«20.000 especies de abejas»
Es lo primero que puedo escribir sobre la triunfal ópera-prima de Estibaliz Urresola Solaguren, porque la información permanecía embargada hasta una vez pasados los festivales de Berlín y Málaga. Por eso las impresiones de la película que voy a desgranar son un poco en sentido retrospectivo, ya que se remontan a haberla visto en un pase previo cuando todavía no había empezado a ganar premios. Personalmente, prefiero que haya sido así, porque pude conocerla de primerísima mano, sin ningún tipo de condicionamiento, ya que aún no se había formado ninguna corriente de opinión. Además, me vino muy bien para entrar en el debate sobre la concesión del Oso de Plata de Interpretación a una menor, con pleno conocimiento de causa. El Jurado fue consecuente, puesto que la película es Sofía Otero. Encontrar a la protagonista perfecta en un casting de quinientas niñas, es como encontrar una aguja en un pajar. Es otro milagro del cine, y, viendo su actuación de actriz intuitiva que está haciendo el papel de un niño que se siente niña, hay que rendirse ante la evidencia. Y lo repito, cuando comparte secuencias con Patricia López Arnaiz parece su hija de verdad, lo mismo que en las que hace de sobrina de Ane Gabarain o de nieta de Itziar Lazkano. Su réplica es la de alguien profesional o que, sin serlo, se comporta como tal.
El nuevo triunfo en el festival de Málaga no hace sino confirmar el recorrido que tiene “20.000 especies de abejas” (2022) como hija de su tiempo que conecta con el público actual, pero que conecta con una ola de cine hecho por mujeres que posee una base creativa muy enraizada en la madre tierra. No cabe duda de que el paso dado antes por Carla Simón con “Alcarràs” (2022) ha resultado a la postre decisivo, en la medida en que son cineastas que han heredado de Víctor Erice la magia naturalista de “El espíritu de la colmena” (1973), y si pensamos en las referencias al título y a la mirada infantil de Ana Torrent, comprendemos la revalorización del trabajo de Estibaliz Urresola.
Insisto en que la niña es la película, porque el no menos magnífico reparto adulto representa al patio de butacas, a cada espectadora y a cada espectador, que se van a sentir interpeladas o interpelados, retratadas o retratados desde la pantalla.
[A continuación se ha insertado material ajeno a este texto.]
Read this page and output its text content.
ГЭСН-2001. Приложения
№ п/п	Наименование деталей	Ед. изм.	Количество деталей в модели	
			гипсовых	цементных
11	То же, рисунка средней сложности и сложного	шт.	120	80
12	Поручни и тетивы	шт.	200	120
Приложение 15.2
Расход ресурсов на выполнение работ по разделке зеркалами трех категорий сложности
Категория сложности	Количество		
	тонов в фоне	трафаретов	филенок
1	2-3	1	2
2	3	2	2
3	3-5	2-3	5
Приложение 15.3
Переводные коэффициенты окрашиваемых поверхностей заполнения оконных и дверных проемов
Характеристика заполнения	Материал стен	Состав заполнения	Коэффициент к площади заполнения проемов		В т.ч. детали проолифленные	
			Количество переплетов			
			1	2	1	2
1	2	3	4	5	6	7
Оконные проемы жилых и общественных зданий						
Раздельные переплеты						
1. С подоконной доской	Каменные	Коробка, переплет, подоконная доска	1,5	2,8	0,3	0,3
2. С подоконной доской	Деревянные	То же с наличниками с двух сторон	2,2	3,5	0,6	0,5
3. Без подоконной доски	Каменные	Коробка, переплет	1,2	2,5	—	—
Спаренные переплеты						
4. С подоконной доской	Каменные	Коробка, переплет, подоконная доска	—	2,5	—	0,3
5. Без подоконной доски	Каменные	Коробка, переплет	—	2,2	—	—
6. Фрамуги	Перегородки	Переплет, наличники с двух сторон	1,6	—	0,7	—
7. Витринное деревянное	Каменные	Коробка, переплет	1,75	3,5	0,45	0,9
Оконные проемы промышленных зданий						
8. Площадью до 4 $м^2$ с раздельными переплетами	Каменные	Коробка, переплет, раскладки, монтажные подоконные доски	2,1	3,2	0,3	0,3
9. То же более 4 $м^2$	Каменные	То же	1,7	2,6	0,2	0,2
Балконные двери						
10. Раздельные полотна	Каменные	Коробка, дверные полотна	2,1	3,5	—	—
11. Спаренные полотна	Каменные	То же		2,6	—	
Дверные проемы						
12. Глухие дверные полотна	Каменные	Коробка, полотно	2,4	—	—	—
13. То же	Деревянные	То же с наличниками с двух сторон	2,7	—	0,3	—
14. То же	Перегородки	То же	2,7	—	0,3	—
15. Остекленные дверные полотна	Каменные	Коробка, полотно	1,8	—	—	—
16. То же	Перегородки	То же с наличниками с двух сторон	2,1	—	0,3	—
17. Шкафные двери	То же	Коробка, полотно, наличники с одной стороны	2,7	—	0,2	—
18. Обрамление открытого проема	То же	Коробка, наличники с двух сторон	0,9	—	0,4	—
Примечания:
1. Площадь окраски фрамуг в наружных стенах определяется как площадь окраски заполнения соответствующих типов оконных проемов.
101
Toda esa galería de personajes que se mueve en torno a la pequeña protagonista compone un amplio muestrario de las reacciones que en la vida corriente se dan a un caso de transexualidad precoz, y siempre va a ser más fácil de entender por quienes vivimos en pueblos pequeños, dentro de esa mezcla entre la tradición local más arraigada y la pertenencia a la aldea global de la era de la intercomunicación.
Una colmena humana donde la futura Lucía se pide el papel de abeja reina, cansada de que le llamen Aitor, cuando sintoniza más con el matriarcado de las tres generaciones de mujeres de su familia que con su padre ausente, que vendría a ser algo así como el zángano macho.
Si el tema central gira alrededor del proceso de transición, entendiendo por tal el encontrarse a una misma, con el de la hija también va el de la madre, obligada a replantearse muchas cuestiones justo en un momento en que atraviesa por una crisis laboral y sentimental. A medida que se aleja de su hogar en Hendaia y se acerca a la casa de los panales y del taller de escultura, ligada al Laudio natal de la directora, el arte se convierte en el espejo en que se refleja una herencia desvirtuada, y que ella quiere utilizar para conseguir su plaza de profesora en la Universidad, lo que no deja de suponer una impostura en aras del sentido práctico que aconseja fingir para obtener la aprobación social.
En cambio, Lucía es auténtica, no tiene dos caras, ni quiere parecer lo que en realidad no es. En su inocencia brinda una lección a las personas mayores sobre la búsqueda de la propia identidad, que es un asunto mucho más complejo que la identidad de género. Y ahí juega un papel importante todo aquello en que el menor no desea repetir del adulto.